Don’t miss the photo of pro-Sauron protests at the White House.

UPDATE: A reader is upset that I “gave away the ending” here. Um, while I’m at it, Romeo and Juliet die at the end of the play, too. I mean, who doesn’t know this stuff? Some people, apparently.

JIM HENLEY has some interesting observations on left-wing and right-wing varieties of anti-Americanism.

PUNDITWATCH IS UP!

MATT WELCH writes in the National Post that Bush is losing the benefit of the doubt. He says that it’s because too many PR gimmicks are undermining public trust, and he blames Karl Rove.

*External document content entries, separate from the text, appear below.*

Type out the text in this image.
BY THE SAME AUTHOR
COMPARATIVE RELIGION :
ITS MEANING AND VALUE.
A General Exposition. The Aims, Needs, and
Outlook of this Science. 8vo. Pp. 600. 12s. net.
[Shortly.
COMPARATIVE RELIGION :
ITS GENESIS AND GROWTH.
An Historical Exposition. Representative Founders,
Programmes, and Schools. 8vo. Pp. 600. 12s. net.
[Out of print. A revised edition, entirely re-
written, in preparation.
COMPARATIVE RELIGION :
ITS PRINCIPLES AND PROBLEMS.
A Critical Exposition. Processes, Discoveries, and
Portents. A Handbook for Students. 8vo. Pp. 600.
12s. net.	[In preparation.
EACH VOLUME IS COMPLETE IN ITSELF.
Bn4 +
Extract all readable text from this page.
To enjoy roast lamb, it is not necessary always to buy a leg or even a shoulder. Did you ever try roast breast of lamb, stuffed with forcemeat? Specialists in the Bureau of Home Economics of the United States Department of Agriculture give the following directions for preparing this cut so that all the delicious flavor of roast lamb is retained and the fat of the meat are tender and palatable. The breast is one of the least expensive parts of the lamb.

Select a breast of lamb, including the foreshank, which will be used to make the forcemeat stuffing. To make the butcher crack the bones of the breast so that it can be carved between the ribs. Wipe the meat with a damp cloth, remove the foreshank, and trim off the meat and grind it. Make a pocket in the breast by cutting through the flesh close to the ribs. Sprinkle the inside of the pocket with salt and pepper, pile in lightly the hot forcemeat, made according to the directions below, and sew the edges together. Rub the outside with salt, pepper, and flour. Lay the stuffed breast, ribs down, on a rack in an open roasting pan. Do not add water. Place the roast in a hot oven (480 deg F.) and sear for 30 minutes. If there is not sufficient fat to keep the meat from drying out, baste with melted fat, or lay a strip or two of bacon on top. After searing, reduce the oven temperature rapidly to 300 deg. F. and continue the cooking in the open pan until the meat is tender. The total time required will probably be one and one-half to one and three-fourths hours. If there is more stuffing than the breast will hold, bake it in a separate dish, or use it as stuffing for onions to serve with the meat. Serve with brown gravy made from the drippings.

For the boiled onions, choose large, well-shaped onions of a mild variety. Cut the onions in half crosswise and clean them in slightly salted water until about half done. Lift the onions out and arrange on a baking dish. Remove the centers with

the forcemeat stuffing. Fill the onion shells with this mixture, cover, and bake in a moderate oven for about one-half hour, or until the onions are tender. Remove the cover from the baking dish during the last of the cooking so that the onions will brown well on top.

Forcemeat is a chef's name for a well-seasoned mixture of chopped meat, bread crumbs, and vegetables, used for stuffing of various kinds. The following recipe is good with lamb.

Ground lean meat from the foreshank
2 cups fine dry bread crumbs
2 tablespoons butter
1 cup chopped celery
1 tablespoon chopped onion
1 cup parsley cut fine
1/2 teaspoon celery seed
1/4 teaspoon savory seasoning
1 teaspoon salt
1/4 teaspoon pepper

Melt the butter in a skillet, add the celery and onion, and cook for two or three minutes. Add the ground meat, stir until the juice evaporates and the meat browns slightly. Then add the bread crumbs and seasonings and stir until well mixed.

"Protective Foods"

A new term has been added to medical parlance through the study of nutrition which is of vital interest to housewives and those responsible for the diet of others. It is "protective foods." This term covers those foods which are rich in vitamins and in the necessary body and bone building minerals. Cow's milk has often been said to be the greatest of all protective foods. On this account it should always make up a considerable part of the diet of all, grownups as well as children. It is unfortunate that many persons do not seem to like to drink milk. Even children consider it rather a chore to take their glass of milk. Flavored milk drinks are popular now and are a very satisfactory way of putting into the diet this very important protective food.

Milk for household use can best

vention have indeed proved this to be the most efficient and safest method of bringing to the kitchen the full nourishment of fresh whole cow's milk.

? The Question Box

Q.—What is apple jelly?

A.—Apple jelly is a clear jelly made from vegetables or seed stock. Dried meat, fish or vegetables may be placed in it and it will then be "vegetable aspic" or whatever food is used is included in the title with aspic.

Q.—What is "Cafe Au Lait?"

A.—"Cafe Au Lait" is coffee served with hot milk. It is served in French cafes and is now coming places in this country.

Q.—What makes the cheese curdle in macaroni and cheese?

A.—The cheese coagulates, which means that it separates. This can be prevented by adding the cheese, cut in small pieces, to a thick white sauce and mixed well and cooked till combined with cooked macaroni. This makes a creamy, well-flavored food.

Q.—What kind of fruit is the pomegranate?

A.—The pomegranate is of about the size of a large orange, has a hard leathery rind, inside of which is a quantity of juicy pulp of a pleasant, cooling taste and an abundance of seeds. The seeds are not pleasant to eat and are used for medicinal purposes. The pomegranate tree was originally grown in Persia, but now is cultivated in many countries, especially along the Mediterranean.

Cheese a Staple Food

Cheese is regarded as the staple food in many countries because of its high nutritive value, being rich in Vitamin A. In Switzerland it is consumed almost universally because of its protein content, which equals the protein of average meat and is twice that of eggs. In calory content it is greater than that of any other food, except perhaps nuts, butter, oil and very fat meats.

I think there’s a lot to that. As I wrote week before last, keeping people behind the war effort means retaining their trust. And it’s hard to retain their trust when you’re engaging in gimmicks and evasions. There’s been way too much of that (and way too little visible action) from the White House lately, and the Administration is paying the price. The problem is that gimmicks work during normal times, when people don’t much care about politics, don’t pay much attention, and — because they don’t expect much from politicians anyway — don’t get too angry about attempts to mislead them. But all that changes in wartime. You need trust — and to keep it, you actually have to be trustworthy. You can fudge that for a little while, but not very long, and probably not for as long as overconfident political operatives think they can.

I wrote some months ago that if Bush took a tumble on this it would happen very fast once it started. I don’t think he’s to that point yet, but I think he’s getting closer. Is anyone in the Administration paying attention?

ANDREW SULLIVAN writes about economic schadenfreude. But he suggests that the economy won’t make much of a political issue:

After the crash of 1987, the Democrats and liberals made every effort to portray the 1980s as a decade of greed, fomented by selfish Republicans. But that is politically much harder to do with the 1990s. It was an era when the Democrats finally managed to persuade Americans that they could manage the economy. Today, the Democrats don’t have any deep incentive to alter that perception. That’s why they want to link the current corporate excess with a Republican administration – a strategy undermined solely by the facts.

THE KAUS-ENRON CONNECTION exposed.

FRIENDLY FIRE IN AFGHANISTAN: If this interests you, you should be reading Flit. He’s got steady updates, and is covering this like nobody else.

THE PENTAGON’S PYSCHOLOGICAL WARFARE EFFORT is moving to Omaha, according to Geitner Simmons.

Or maybe that’s just what they want us to think. . . .

Or, maybe they’re just Moby Grape fans.

WILLIAM J. BROAD reports in The New York Times that the federal government is planning mass smallpox vaccinations. This seems like a good idea to me, far superior to the lame vaccinate-just-a-few plan floated a couple of months back. It suggests that either (1) there’s clearer thinking at the top all of a sudden; or (2) the risk of a smallpox attack now seems higher than it did. The former is good news; the latter is not so good.

NEW TROUBLE IN ALGERIA. It’s not getting a lot of press play, though I did see it covered on CNN the other day.